Official global tallies of COVID-19 passed 3 million deaths on the weekend. The current pandemic was already one of the 10 worst recorded appearances of infectious disease in history, but thankfully it remains nowhere near the worst of the worst.
Three months ago, diagnosed cases of COVID passed 100,000 million. Grim as that milestone was, it coincided with falling rates per day and vaccine approvals. There were grounds for hope the worst might be behind us. Instead, global positive tests started rising again a month later, and are setting new daily records.
“Around the world, cases and deaths are continuing to increase at worrying rates,” World Health Organization (WHO) Director-General Tedros Adhanom Ghebreyesus said in a briefing on April 16. "The number of new cases per week has nearly doubled over the past two months."
Half of America's adults are now vaccinated, but most of the world remains a long way off access to enough vaccines to halt the toll, making many more deaths inevitable, but already the toll is well past some of the great plagues of the past.
The 3 million deaths officially attributed to COVID-19 are almost certainly an underestimate. In many parts of the world, particularly places where testing facilities are inadequate, excess mortality has drastically exceeded COVID-19 statistics. Nevertheless, this is still easily the best documented pandemic in history. Estimates for historical plagues often vary by a factor of 10, in addition to the questions of whether multiple outbreaks of a disease that never quite went away should be counted together or separately. Comparing Long COVID with non-lethal effects of diseases past is almost impossible.
Nevertheless, we know that awful as the last year has been, this is not history's worst plague.
The Black Death is thought to have killed up to 200 million people in seven years, including a third of the population of Europe at the time. Over many centuries smallpox probably killed more people still, possibly 500 million by some estimates, with tens of millions dying within a few years of its introduction to Central America.

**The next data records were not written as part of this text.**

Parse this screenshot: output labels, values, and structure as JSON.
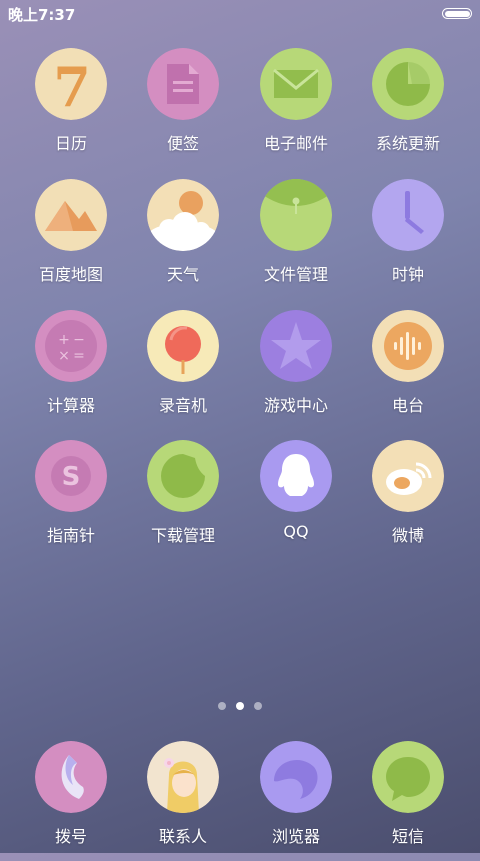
{
  "status": {
    "time": "晚上7:37",
    "battery_level": 1.0
  },
  "apps": [
    {
      "label": "日历",
      "icon": "calendar-icon"
    },
    {
      "label": "便签",
      "icon": "notes-icon"
    },
    {
      "label": "电子邮件",
      "icon": "email-icon"
    },
    {
      "label": "系统更新",
      "icon": "system-update-icon"
    },
    {
      "label": "百度地图",
      "icon": "baidu-map-icon"
    },
    {
      "label": "天气",
      "icon": "weather-icon"
    },
    {
      "label": "文件管理",
      "icon": "file-manager-icon"
    },
    {
      "label": "时钟",
      "icon": "clock-icon"
    },
    {
      "label": "计算器",
      "icon": "calculator-icon"
    },
    {
      "label": "录音机",
      "icon": "recorder-icon"
    },
    {
      "label": "游戏中心",
      "icon": "game-center-icon"
    },
    {
      "label": "电台",
      "icon": "radio-icon"
    },
    {
      "label": "指南针",
      "icon": "compass-icon"
    },
    {
      "label": "下载管理",
      "icon": "download-manager-icon"
    },
    {
      "label": "QQ",
      "icon": "qq-icon"
    },
    {
      "label": "微博",
      "icon": "weibo-icon"
    }
  ],
  "pager": {
    "pages": 3,
    "current": 2
  },
  "dock": [
    {
      "label": "拨号",
      "icon": "phone-dialer-icon"
    },
    {
      "label": "联系人",
      "icon": "contacts-icon"
    },
    {
      "label": "浏览器",
      "icon": "browser-icon"
    },
    {
      "label": "短信",
      "icon": "messages-icon"
    }
  ],
  "calendar_day": "7"
}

It's difficult to directly compare other catastrophic outbreaks but two others are notable for their grim statistics: the Plague of Justinian may have killed 12 million in 541-542 CE and the ongoing AIDS crisis, which has taken at least 30 million lives over the past 40 years.
Despite erroneous comparisons to the flu, the current crisis looks nothing like any influenza epidemic. The 1918-19 pandemic, popularly knows as the Spanish flu killed an estimated 20-50 million people (some say 100 million). On the other hand, COVID-19 has already killed around three times as many people as the second-worst influenza epidemic.

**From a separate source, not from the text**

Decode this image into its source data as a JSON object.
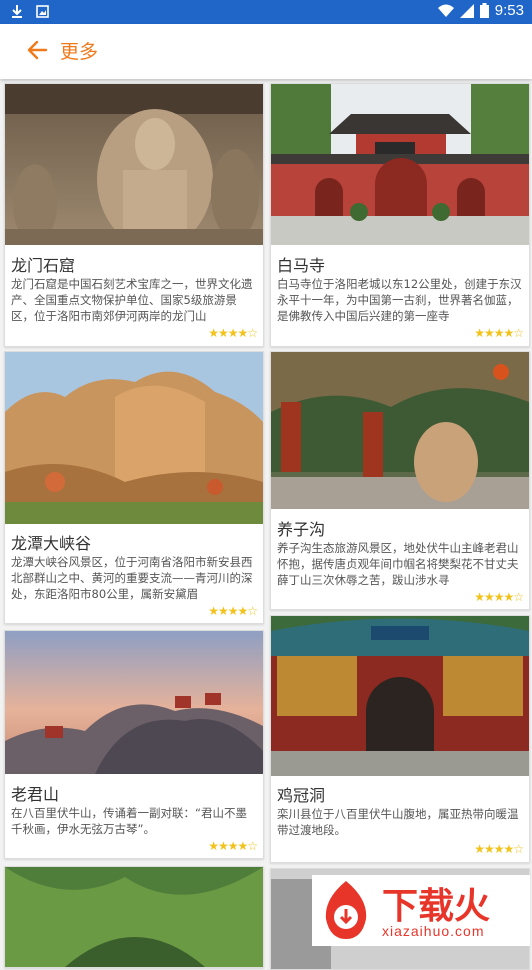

Infectious diseases are estimated to have caused more deaths than the one we are experiencing at least three other times. In 1855, Asia was struck by what was known as “The Third Plague”, with an estimated death toll of 10-12 million. The second century's Antonine Plague (possibly smallpox), and Mexico's Cocoliztli Epidemic each probably killed at least 5 million but COVID has now overtaken estimates of every other disease outbreak humanity has ever faced.
The world population has grown so much this century that many epidemics that caused a small fraction of COVID-19's deaths still killed a larger proportion of the global population of the time. It's a matter of opinion whether raw numbers, or proportion of the era's population is the best way to rank diseases.